I FOLLOW SAINT PATRICK—Oliver St.

John Gogarty—Reynal & Hitchcock ($3).

Whether Author Gogarty is only temporarily holding himself in, or really means to start living down the legends of his past, I Follow Saint Patrick is, for him, a strangely subdued and pious piece of writing. Of Gogarty the “wit, poet, mocker, enthusiast” and original of bawdy Buck Mulligan in Joyce’s Ulysses, the poet is about all that remains. As hagiographer of Ireland’s patron saint, Gogarty writes as one on holy ground, and it has taken most of the Elizabethan starch out of him.

“Ireland without St. Patrick is unthinkable,” declares Gogarty. “Every person in our island shares something of the personality of that steadfast and enduring man. . . .” But this is only Gogarty’s briefly stated conclusion. The main content of his tribute to the great Irish epic is an account of his pilgrimage in the legendary footsteps of the Saint. He investigated a half-dozen birthplaces, made a pilgrimage up St. Patrick’s mountain in Connemara, flew over Ulster in a plane piloted by his good friend, the Marquess of Londonderry, leafed through all the ancient and modern biographies. But his principal guide into the 5th Century Celtic twilight was surviving local legend.

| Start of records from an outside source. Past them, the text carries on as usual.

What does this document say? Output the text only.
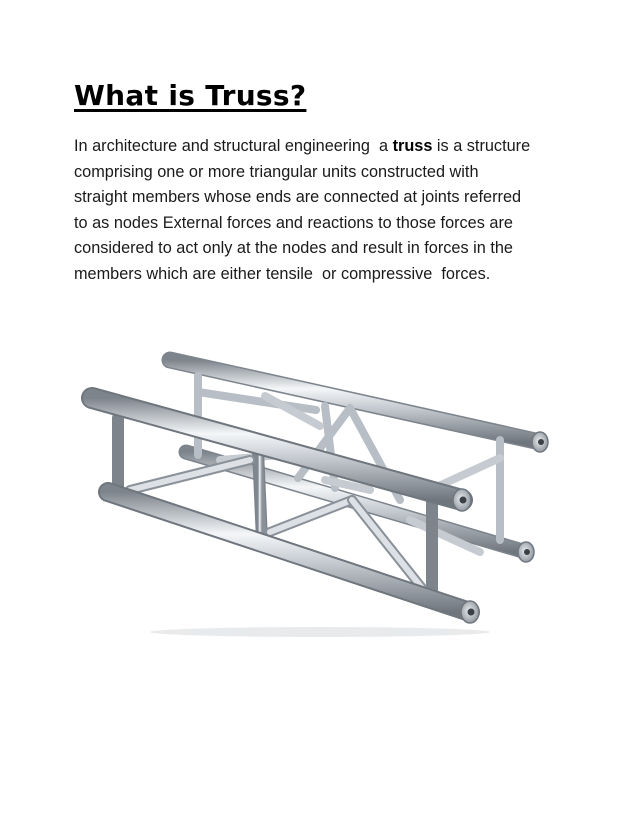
What is Truss?

In architecture and structural engineering  a truss is a structure
comprising one or more triangular units constructed with
straight members whose ends are connected at joints referred
to as nodes External forces and reactions to those forces are
considered to act only at the nodes and result in forces in the
members which are either tensile  or compressive  forces.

Poetic license and a readiness to believe miracles did the rest. (“When you object, in the scientific twentieth century, to the magic of the fifth, it is no use expecting me to share your incredulity.”) Readers are likely to prefer Gogarty’s pilgrimage when he loses track of St.

Patrick altogether—as when he recalls the remark of a Dublin professor (“And the worst of it is that trumpery diseases which we never knew we had lift their heads and obtrude themselves the moment you go on the water-wagon”); when he praises the Irish language (“Ireland is either a Land of Song or a Land of Slugs with a trend to become a Land of Shylocks. Let Song save it . . .”) ; when, making his devout way up St. Patrick’s mountain, he forgets St. Patrick to muse on the beauty of the human foot (of the barefoot girl pilgrim in front of him).